Yamina Benguigui: “Il était urgent pour moi de réaliser ‘Soeurs'”

Lʹinvitée: Yamina Benguigui “Sœurs” / Vertigo / 36 min. /

“Soeurs” de Yamina Benguigi raconte l’histoire de trois soeurs algériennes qui vivent en France et qui décident de se rendre dans leur pays d’origine à la recherche de leur petit frère enlevé par leur père, trente ans auparavant. A voir actuellement dans les salles romandes.

Réalisatrice d’une première fiction “Inch’Allah dimanche” en 2001, de nombreux documentaires et ancienne ministre chargée de la Francophonie sous la présidence de François Hollande, Yamina Benguigui propose une histoire en partie autobiographique dans son nouveau film, “Soeurs”.

De parents algériens, Yamina Benguigui est née et a été élevée en France mais dit avoir vécu sa jeunesse dans un “no man’s land” qui n’était ni la France ni l’Algérie. “Nos parents ne se sont jamais donné le droit de s’enraciner en France car ils pensaient rentrer au pays un jour. On a donc grandi un peu en cachette de tout le monde et avec la difficulté de dire et de parler de notre histoire. Car parler de nous ou de nos parents, c’était trahir la parole. Avec ‘Soeurs’, j’ai transgressé ce silence, car j’avais besoin de faire un cinéma engagé, et d’aller porter cette parole”, explique la réalisatrice à la RTS.

L’affiche du film “Soeurs” de Yamina Benguigui.
la bande-annonce du film “Soeurs”

Des actrices intimement liées à l’Algérie

Pour jouer les rôles principaux, la réalisatrice a choisi des actrices et acteurs qui ont un lien intime avec l’Algérie. “Pour moi, c’était quasi une condition sine qua non. Cette histoire devait les interpeller et il fallait qu’elles et ils puissent aller puiser dans leur histoire familiale pour prendre à bras le corps leur rôle”, indique Yamina Benguigui.
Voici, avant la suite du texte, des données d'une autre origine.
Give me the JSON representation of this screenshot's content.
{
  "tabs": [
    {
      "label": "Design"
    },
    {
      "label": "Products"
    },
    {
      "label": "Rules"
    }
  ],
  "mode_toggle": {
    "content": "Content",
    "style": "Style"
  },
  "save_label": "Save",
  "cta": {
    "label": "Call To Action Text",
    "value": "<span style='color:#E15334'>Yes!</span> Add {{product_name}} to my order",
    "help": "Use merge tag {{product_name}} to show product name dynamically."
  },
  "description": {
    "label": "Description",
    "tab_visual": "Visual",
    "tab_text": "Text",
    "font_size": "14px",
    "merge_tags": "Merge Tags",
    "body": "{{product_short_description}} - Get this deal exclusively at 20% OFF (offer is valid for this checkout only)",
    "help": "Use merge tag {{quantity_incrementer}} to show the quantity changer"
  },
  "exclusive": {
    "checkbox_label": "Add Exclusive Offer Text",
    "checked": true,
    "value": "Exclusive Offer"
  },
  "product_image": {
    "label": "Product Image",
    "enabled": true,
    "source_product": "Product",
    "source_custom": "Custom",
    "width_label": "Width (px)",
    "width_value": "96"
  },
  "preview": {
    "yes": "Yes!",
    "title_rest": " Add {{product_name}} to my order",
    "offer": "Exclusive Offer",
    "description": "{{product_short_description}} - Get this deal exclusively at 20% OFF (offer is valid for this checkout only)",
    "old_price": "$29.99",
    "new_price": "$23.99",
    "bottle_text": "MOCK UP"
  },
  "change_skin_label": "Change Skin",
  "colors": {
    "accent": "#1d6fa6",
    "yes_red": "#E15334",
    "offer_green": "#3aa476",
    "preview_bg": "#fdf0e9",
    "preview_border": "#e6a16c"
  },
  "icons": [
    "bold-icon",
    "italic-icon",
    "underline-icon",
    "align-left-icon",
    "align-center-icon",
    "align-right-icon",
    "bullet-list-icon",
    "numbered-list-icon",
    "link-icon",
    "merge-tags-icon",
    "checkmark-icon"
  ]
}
On retrouve ainsi au casting Isabelle Adjani dont le père est algérien, Rachida Brakni dont les deux parents sont algériens, Maïwenn qui a un grand-père algérien et Hafisa Herzi qui est algérienne. “Même les trois filles qui jouent le rôle des soeurs enfants sont d’Alger”, précise la cinéaste.

Isabelle Adjani a d’ailleurs accepté de jouer dans le film avant d’avoir lu le scénario. “On est très proches et on échange très souvent sur nos vies, raconte Yamina Benguigui. Faire un film sur ce sujet, on en parlait depuis très longuement. Et est arrivé un moment où c’est devenu urgent que je le fasse.”


Enlèvements parentaux

Car si “Soeurs” évoque l’histoire douloureuse des relations franco-algériennes, le film est centré sur ces fameux enlèvements d’enfants qui ont encore lieu aujourd’hui. Des pères de familles immigrées en France rentrent au pays avec un ou plusieurs enfants, sans le consentement de la mère, et ces derniers disparaissent totalement de la vie de leur mère et de leurs frères et soeurs restés en France.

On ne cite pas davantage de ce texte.